Как бы в доказательство сказанного, Кузька стал вытирать со лба пот своим синим беретом.
- Подрядно, стало быть, не выйдет, - принялся оговаривать он условия найма. - Неизвестен объем работы. То ли менять венцы, то ли нет... Платить - поденно. Половина косой на рыло. Харчи твои. Дешевле - никак. Могу дать четыре первых топора. Больше никак. И этих снимаю с одного денежного объекта.
Аркадий Михайлович слушал и не верил своим ушам. Перед ним был самый отпетый предприниматель, подрядчик, разговаривающий так, будто дело происходило не на советской земле.
Василий сидел, опустив голову, что-то прикидывал, высчитывал, а потом тихо сказал:
- Кузьма Наумович, может быть, по сорок рублей на человека в день... Ведь ты же и с них возьмешь тоже...
На это Ключников заметил:
- Василий Петрович, регламент на исходе. Нет - так нет. Я в обиде не буду. А что касается, если плотники мне на пол-литра дадут, это их добрая воля. Зачем тебе болеть об ихнем магарыче? У тебя еще восемь минут с секундами. Решай. Думай. Не тороплю. Но не забывай, какая я фирма. Брать умею, но выдаю по цене. Любая комиссия не найдет изъяна.
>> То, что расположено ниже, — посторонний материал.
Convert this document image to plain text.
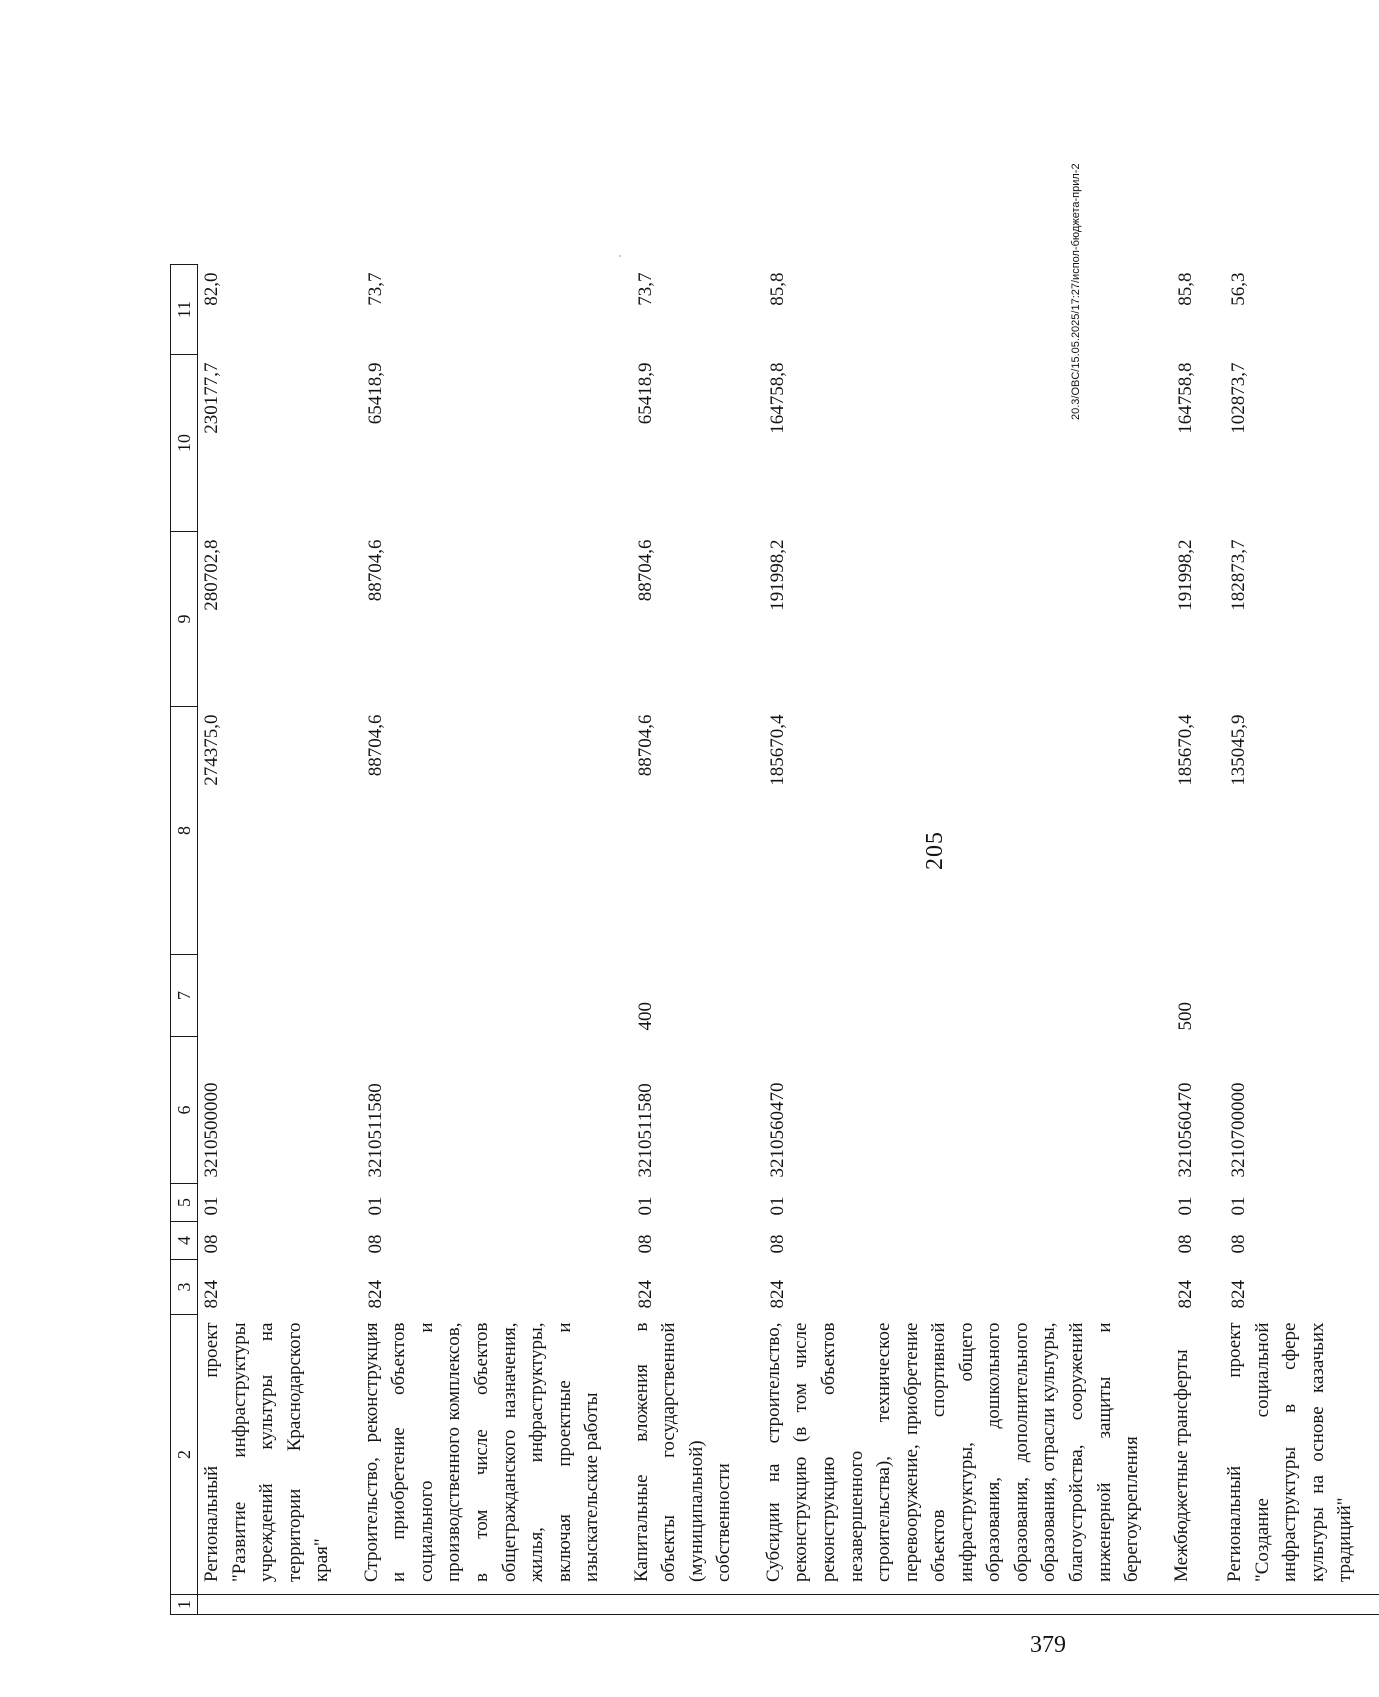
205
1	2	3	4	5	6	7	8	9	10	11
	Региональный проект "Развитие инфраструктуры учреждений культуры на территории Краснодарского края"	824	08	01	3210500000		274375,0	280702,8	230177,7	82,0
	Строительство, реконструкция и приобретение объектов социального и производственного комплексов, в том числе объектов общегражданского назначения, жилья, инфраструктуры, включая проектные и изыскательские работы	824	08	01	3210511580		88704,6	88704,6	65418,9	73,7
	Капитальные вложения в объекты государственной (муниципальной) собственности	824	08	01	3210511580	400	88704,6	88704,6	65418,9	73,7
	Субсидии на строительство, реконструкцию (в том числе реконструкцию объектов незавершенного строительства), техническое перевооружение, приобретение объектов спортивной инфраструктуры, общего образования, дошкольного образования, дополнительного образования, отрасли культуры, благоустройства, сооружений инженерной защиты и берегоукрепления	824	08	01	3210560470		185670,4	191998,2	164758,8	85,8
	Межбюджетные трансферты	824	08	01	3210560470	500	185670,4	191998,2	164758,8	85,8
	Региональный проект "Создание социальной инфраструктуры в сфере культуры на основе казачьих традиций"	824	08	01	3210700000		135045,9	182873,7	102873,7	56,3
20.3/OBC/15.05.2025/17:27/испол-бюджета-прил-2
379
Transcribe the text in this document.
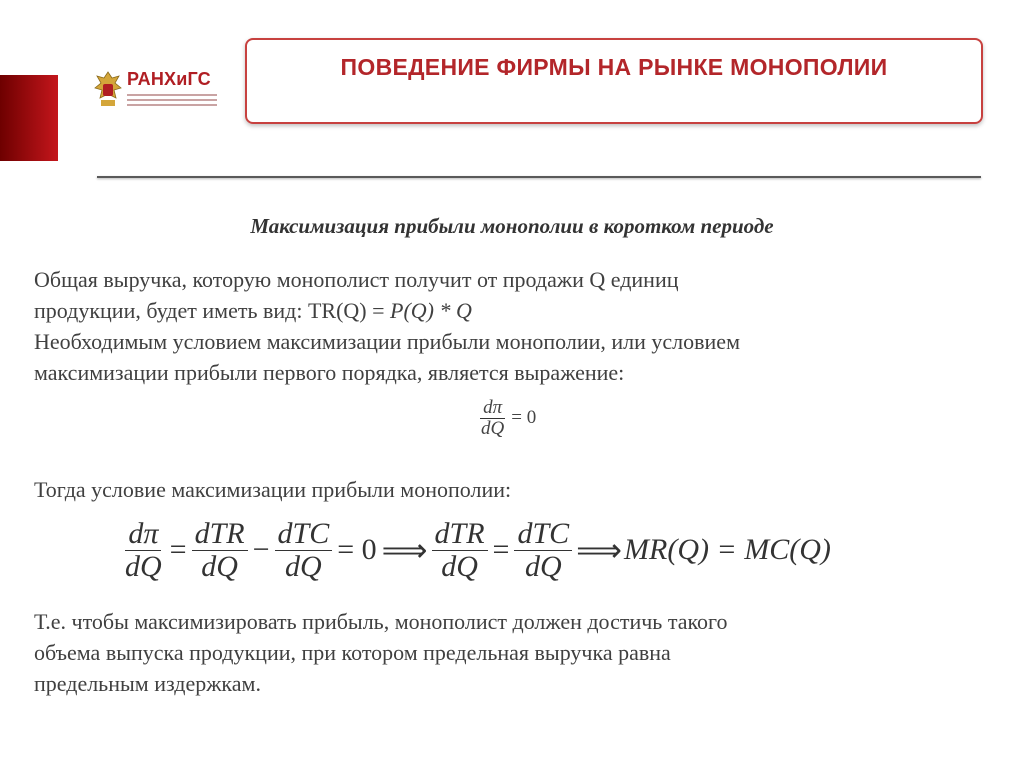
РАНХиГС	ПОВЕДЕНИЕ ФИРМЫ НА РЫНКЕ МОНОПОЛИИ
Максимизация прибыли монополии в коротком периоде
Общая выручка, которую монополист получит от продажи Q единиц
продукции, будет иметь вид: TR(Q) = P(Q) * Q
Необходимым условием максимизации прибыли монополии, или условием
максимизации прибыли первого порядка, является выражение:
$\frac{d\pi}{dQ} = 0$
Тогда условие максимизации прибыли монополии:
$\frac{d\pi}{dQ} = \frac{\text{dTR}}{dQ} - \frac{\text{dTC}}{dQ} = 0$ ⟹ $\frac{\text{dTR}}{dQ} = \frac{\text{dTC}}{dQ}$ ⟹ MR(Q) = MC(Q)
Т.е. чтобы максимизировать прибыль, монополист должен достичь такого
объема выпуска продукции, при котором предельная выручка равна
предельным издержкам.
- Сорок пять! - послышался умоляющий голос Киреева.
В это время на крыльце появилась Серафима Григорьевна. Развязность Ключа сразу куда-то исчезла. Он побежал к ней навстречу и почтительно раскланялся:
- Добрый вечер, Серафима Григорьевна...
А она:
- Здравствуй, Ключ. Слушала я вас, слушала через открытое окошко да и вышла свое слово вставить.
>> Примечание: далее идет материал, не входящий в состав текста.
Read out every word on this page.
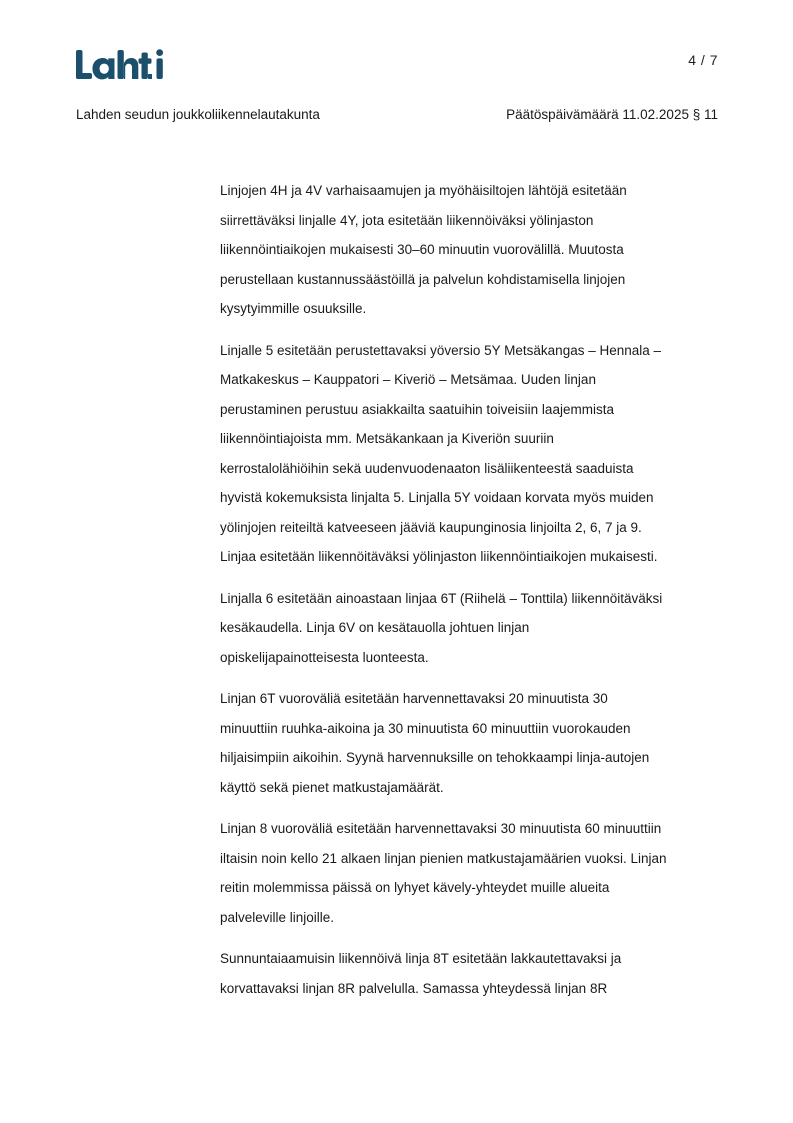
4 / 7
Lahden seudun joukkoliikennelautakunta	Päätöspäivämäärä 11.02.2025 § 11

Linjojen 4H ja 4V varhaisaamujen ja myöhäisiltojen lähtöjä esitetään
siirrettäväksi linjalle 4Y, jota esitetään liikennöiväksi yölinjaston
liikennöintiaikojen mukaisesti 30–60 minuutin vuorovälillä. Muutosta
perustellaan kustannussäästöillä ja palvelun kohdistamisella linjojen
kysytyimmille osuuksille.

Linjalle 5 esitetään perustettavaksi yöversio 5Y Metsäkangas – Hennala –
Matkakeskus – Kauppatori – Kiveriö – Metsämaa. Uuden linjan
perustaminen perustuu asiakkailta saatuihin toiveisiin laajemmista
liikennöintiajoista mm. Metsäkankaan ja Kiveriön suuriin
kerrostalolähiöihin sekä uudenvuodenaaton lisäliikenteestä saaduista
hyvistä kokemuksista linjalta 5. Linjalla 5Y voidaan korvata myös muiden
yölinjojen reiteiltä katveeseen jääviä kaupunginosia linjoilta 2, 6, 7 ja 9.
Linjaa esitetään liikennöitäväksi yölinjaston liikennöintiaikojen mukaisesti.

Linjalla 6 esitetään ainoastaan linjaa 6T (Riihelä – Tonttila) liikennöitäväksi
kesäkaudella. Linja 6V on kesätauolla johtuen linjan
opiskelijapainotteisesta luonteesta.

Linjan 6T vuoroväliä esitetään harvennettavaksi 20 minuutista 30
minuuttiin ruuhka-aikoina ja 30 minuutista 60 minuuttiin vuorokauden
hiljaisimpiin aikoihin. Syynä harvennuksille on tehokkaampi linja-autojen
käyttö sekä pienet matkustajamäärät.

Linjan 8 vuoroväliä esitetään harvennettavaksi 30 minuutista 60 minuuttiin
iltaisin noin kello 21 alkaen linjan pienien matkustajamäärien vuoksi. Linjan
reitin molemmissa päissä on lyhyet kävely-yhteydet muille alueita
palveleville linjoille.

Sunnuntaiaamuisin liikennöivä linja 8T esitetään lakkautettavaksi ja
korvattavaksi linjan 8R palvelulla. Samassa yhteydessä linjan 8R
- Как вам будет угодно... Вы человек понимающий, и вам ясно, что в такое время...
- Ясно, - сказала Серафима. - Зятюшке только, доброй душе, не все ясно. Привык уступать, а я его трудовым денежкам цену знаю. Поторопился он сорок пять на день дать. Ну да ничего. Сказано - не подписано. Сорок, Кузя. Сорок, и ни рубля выше.
- Как же так - сорок, если уже было сказано: сорок пять...
- Я, Кузя, не часто свой голос утруждаю. Сорок! - повторила она властно и ушла.
Ключников потоптался возле крыльца, где происходил разговор. Закурил. Посмотрел для отвода глаз на часы и сказал в открытое окно:
- Только для вас, Серафима Григорьевна. - Потом обратился к Василию: Никак не могу противоречить женщине. Пускай будет сорок. Задаток не нужен. Верю.
Ключ манерно распрощался. Повернулся на каблучках и натужно захромал к воротам, скрипя протезом и крагами.
Баранов нервно курил, косясь то на уходящего Ключа, то на окно, где сидела торжествующая Серафима Григорьевна, провожающая Ключа улыбкой, полной презрения, как будто она имела право на такую улыбку.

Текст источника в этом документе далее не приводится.